A: You know, that’s an age-old thing in culture. In America it was Davy Crockett or the Wild West or the bad man who was a gunslinger — that’s always been a part of mythology. So this particular version of it is, I’mfrom the streets, I’m hard, I’m bad, I’m authentic, but the deep thing about it and the point I’m trying to make is that you messed over black people. Who are you calling a bitch? Who you been shooting at?

Q: There’s been some news lately about Isiah Thomas, the coach of the New York Knicks, on using the word “bitch,” and who can use it and who can’t, at home or in the workplace.

A: I work with 200 people, man, you know? I never called anybody a bitch. Where is this place where people just go in public, they call people bitches?

Q: So in terms of your own talent, what do you think was more valuable to you — was it the physical tools or was it that mindset that you had to get better?

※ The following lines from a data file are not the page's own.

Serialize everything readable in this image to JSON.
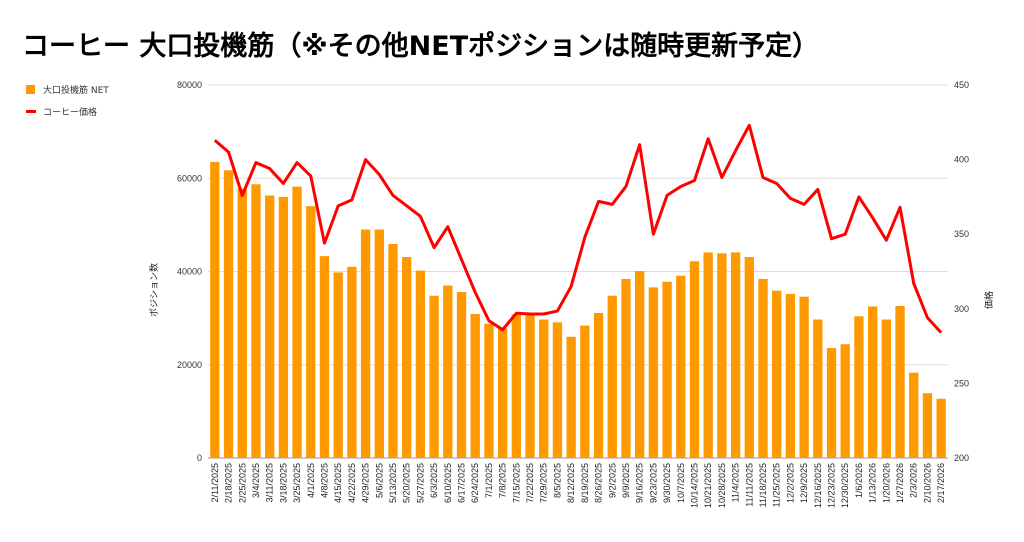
{
  "chart_data": {
    "type": "bar+line",
    "title": "コーヒー 大口投機筋（※その他NETポジションは随時更新予定）",
    "legend_position": "top-left",
    "legend": [
      "大口投機筋  NET",
      "コーヒー価格"
    ],
    "ylabel_left": "ポジション数",
    "ylabel_right": "価格",
    "ylim_left": [
      0,
      80000
    ],
    "ylim_right": [
      200,
      450
    ],
    "yticks_left": [
      "0",
      "20000",
      "40000",
      "60000",
      "80000"
    ],
    "yticks_right": [
      "200",
      "250",
      "300",
      "350",
      "400",
      "450"
    ],
    "grid": true,
    "categories": [
      "2/11/2025",
      "2/18/2025",
      "2/25/2025",
      "3/4/2025",
      "3/11/2025",
      "3/18/2025",
      "3/25/2025",
      "4/1/2025",
      "4/8/2025",
      "4/15/2025",
      "4/22/2025",
      "4/29/2025",
      "5/6/2025",
      "5/13/2025",
      "5/20/2025",
      "5/27/2025",
      "6/3/2025",
      "6/10/2025",
      "6/17/2025",
      "6/24/2025",
      "7/1/2025",
      "7/8/2025",
      "7/15/2025",
      "7/22/2025",
      "7/29/2025",
      "8/5/2025",
      "8/12/2025",
      "8/19/2025",
      "8/26/2025",
      "9/2/2025",
      "9/9/2025",
      "9/16/2025",
      "9/23/2025",
      "9/30/2025",
      "10/7/2025",
      "10/14/2025",
      "10/21/2025",
      "10/28/2025",
      "11/4/2025",
      "11/11/2025",
      "11/18/2025",
      "11/25/2025",
      "12/2/2025",
      "12/9/2025",
      "12/16/2025",
      "12/23/2025",
      "12/30/2025",
      "1/6/2026",
      "1/13/2026",
      "1/20/2026",
      "1/27/2026",
      "2/3/2026",
      "2/10/2026",
      "2/17/2026"
    ],
    "series": [
      {
        "name": "大口投機筋  NET",
        "type": "bar",
        "axis": "left",
        "color": "#ff9900",
        "values": [
          63500,
          61700,
          57800,
          58700,
          56300,
          56000,
          58200,
          54000,
          43300,
          39800,
          41000,
          49000,
          49000,
          45900,
          43100,
          40200,
          34800,
          37000,
          35600,
          30900,
          28800,
          27800,
          30800,
          30800,
          29700,
          29100,
          26000,
          28400,
          31100,
          34800,
          38400,
          40100,
          36600,
          37800,
          39100,
          42200,
          44100,
          43900,
          44100,
          43100,
          38400,
          35900,
          35200,
          34600,
          29700,
          23600,
          24400,
          30400,
          32500,
          29700,
          32600,
          18300,
          13900,
          12700
        ]
      },
      {
        "name": "コーヒー価格",
        "type": "line",
        "axis": "right",
        "color": "#ff0000",
        "values": [
          413,
          405,
          376,
          398,
          394,
          384,
          398,
          389,
          344,
          369,
          373,
          400,
          390,
          376,
          369,
          362,
          341,
          355,
          333,
          311,
          292,
          286,
          297,
          296.5,
          296.5,
          298.5,
          315,
          348,
          372,
          370,
          382,
          410,
          350,
          376,
          382,
          386,
          414,
          388,
          406,
          423,
          388,
          384,
          374,
          370,
          380,
          347,
          350,
          375,
          361,
          346,
          368,
          317,
          294,
          284
        ]
      }
    ]
  }
}
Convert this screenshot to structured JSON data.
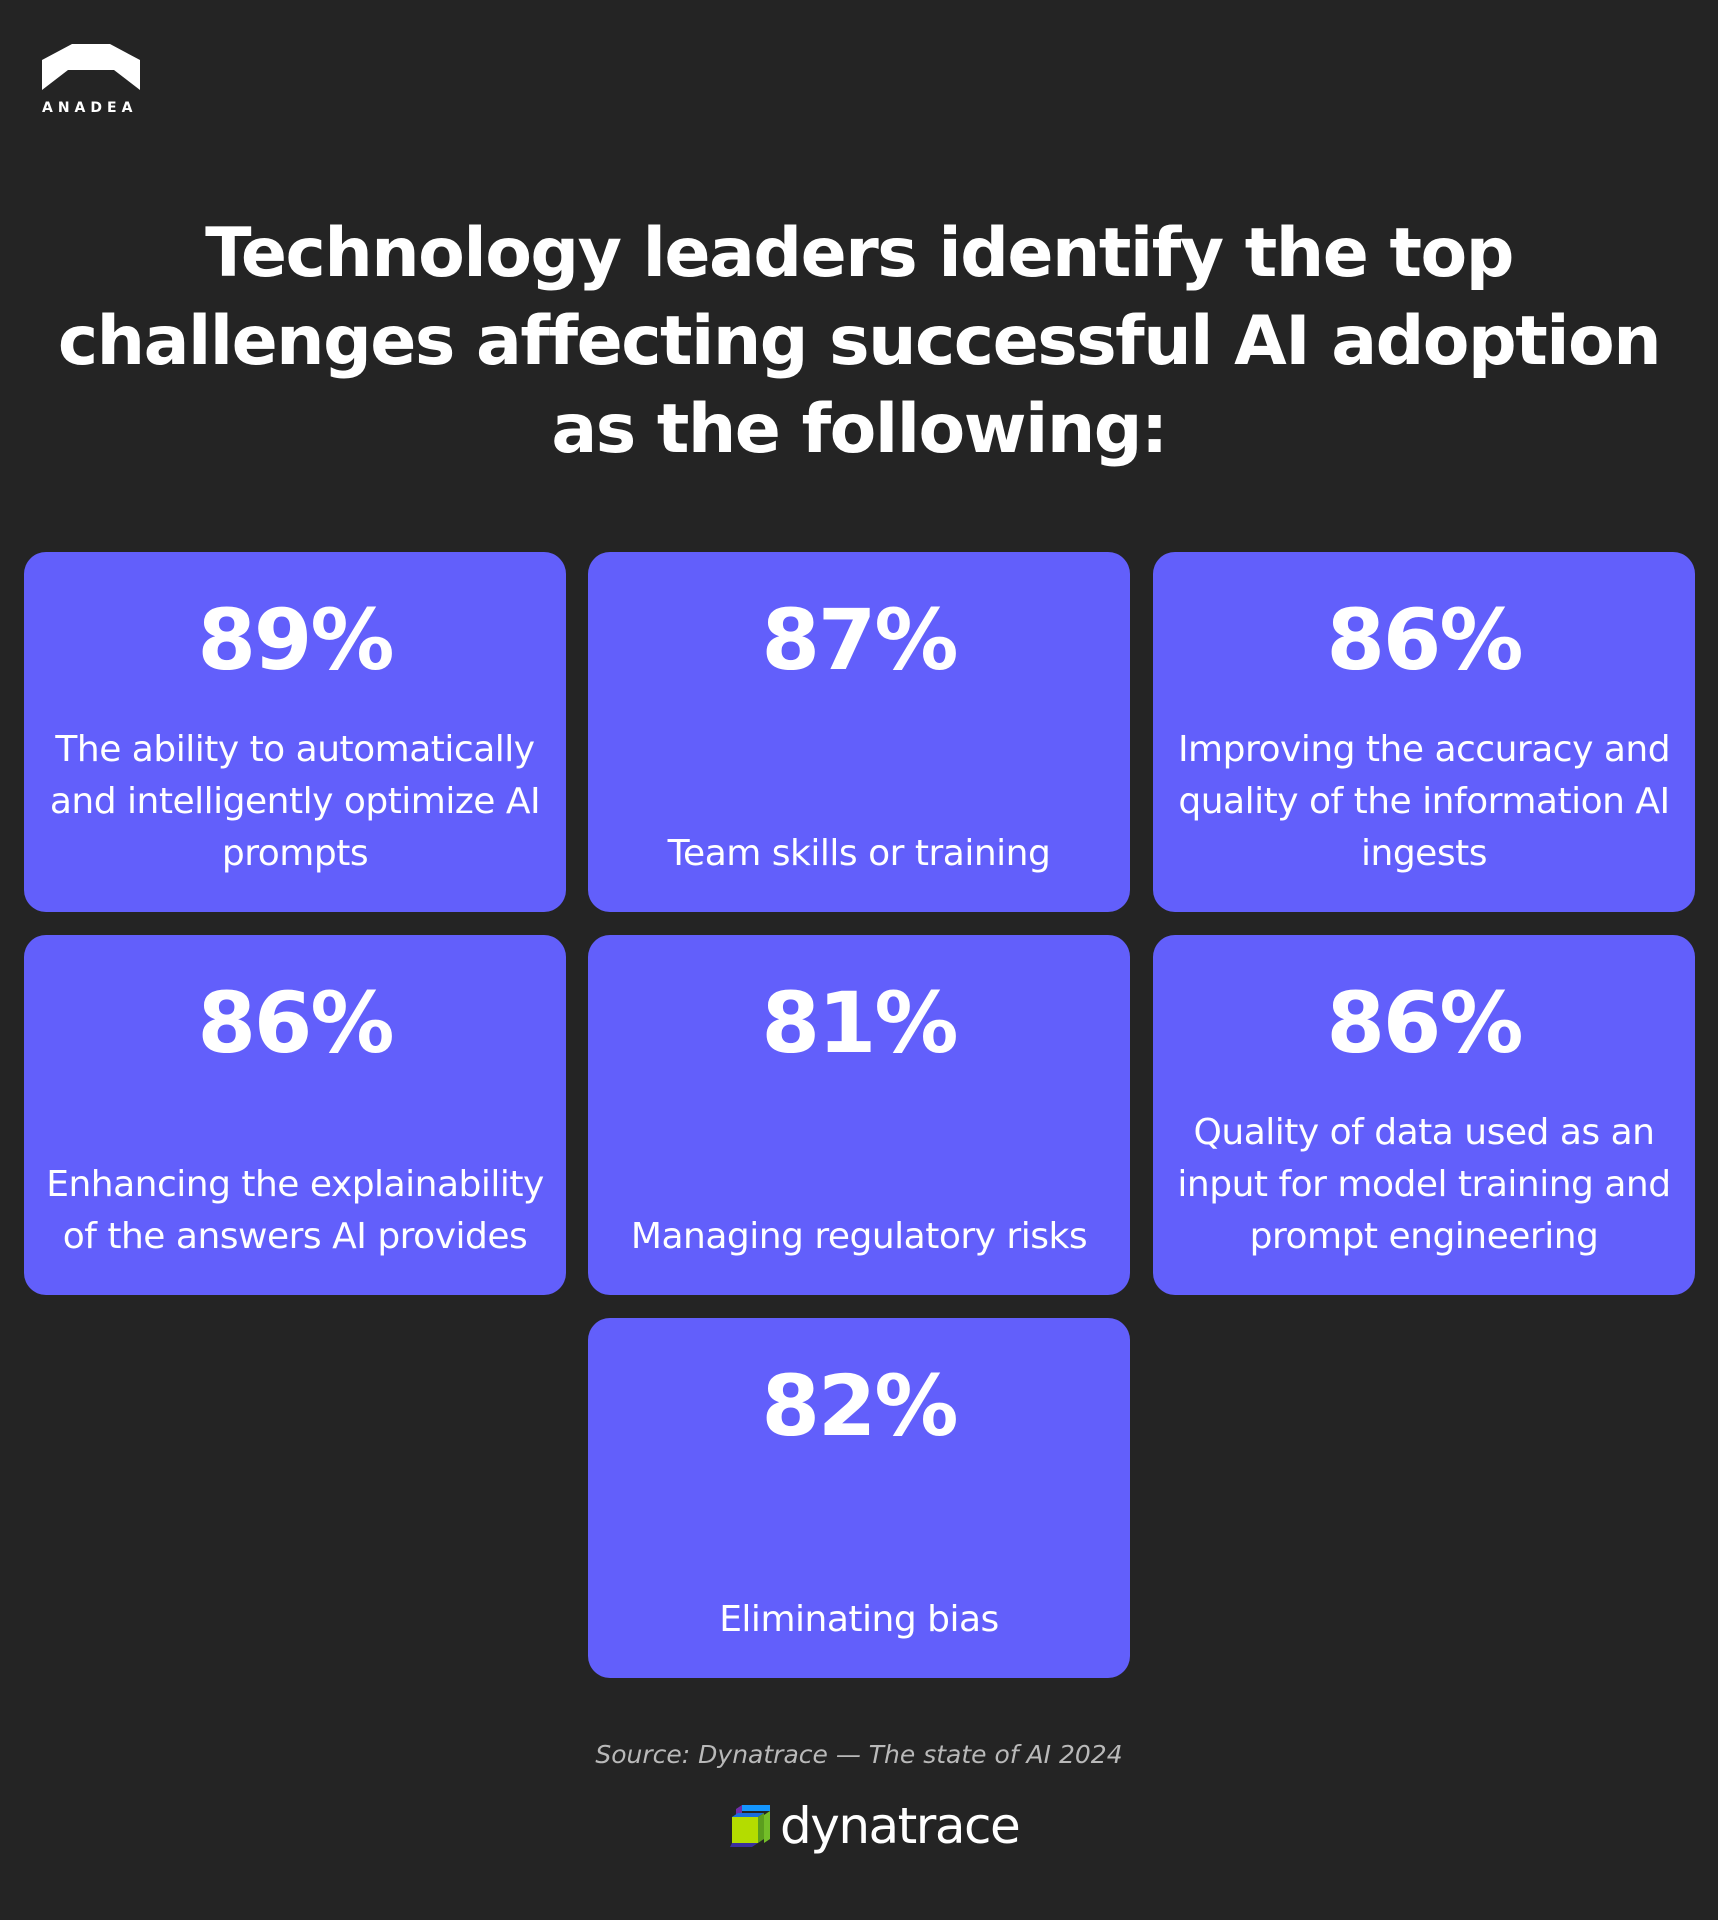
{
  "brand": {
    "name": "ANADEA"
  },
  "headline": {
    "lines": [
      "Technology leaders identify the top",
      "challenges affecting successful AI adoption",
      "as the following:"
    ]
  },
  "cards": [
    {
      "percent": "89%",
      "description": "The ability to automatically and intelligently optimize AI prompts"
    },
    {
      "percent": "87%",
      "description": "Team skills or training"
    },
    {
      "percent": "86%",
      "description": "Improving the accuracy and quality of the information AI ingests"
    },
    {
      "percent": "86%",
      "description": "Enhancing the explainability of the answers AI provides"
    },
    {
      "percent": "81%",
      "description": "Managing regulatory risks"
    },
    {
      "percent": "86%",
      "description": "Quality of data used as an input for model training and prompt engineering"
    },
    {
      "percent": "82%",
      "description": "Eliminating bias"
    }
  ],
  "source": {
    "text": "Source: Dynatrace — The state of AI 2024"
  },
  "footer_logo": {
    "name": "dynatrace"
  },
  "colors": {
    "background": "#242424",
    "card": "#625ffb",
    "text": "#ffffff",
    "source_text": "#b9b9b9"
  }
}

A: I think my greatest attribute was the ability to understand what was going on. I don’t know why, I could deduce. Like, when I was 13, I could listen to a Beethoven symphony and I could understand, first theme, second, third theme, the development section, so it kind of made me advance, gave me more of an understanding than other kids.

Q: So that’s God-given.

A: Yeah, it’s an ability to understand and perceive form. And not just the form of music, but the form of large things. I could always kind of break the large thing down and say, I can see how states’ rights applies to King Oliver’s way of playing jazz. People want to do their own thing.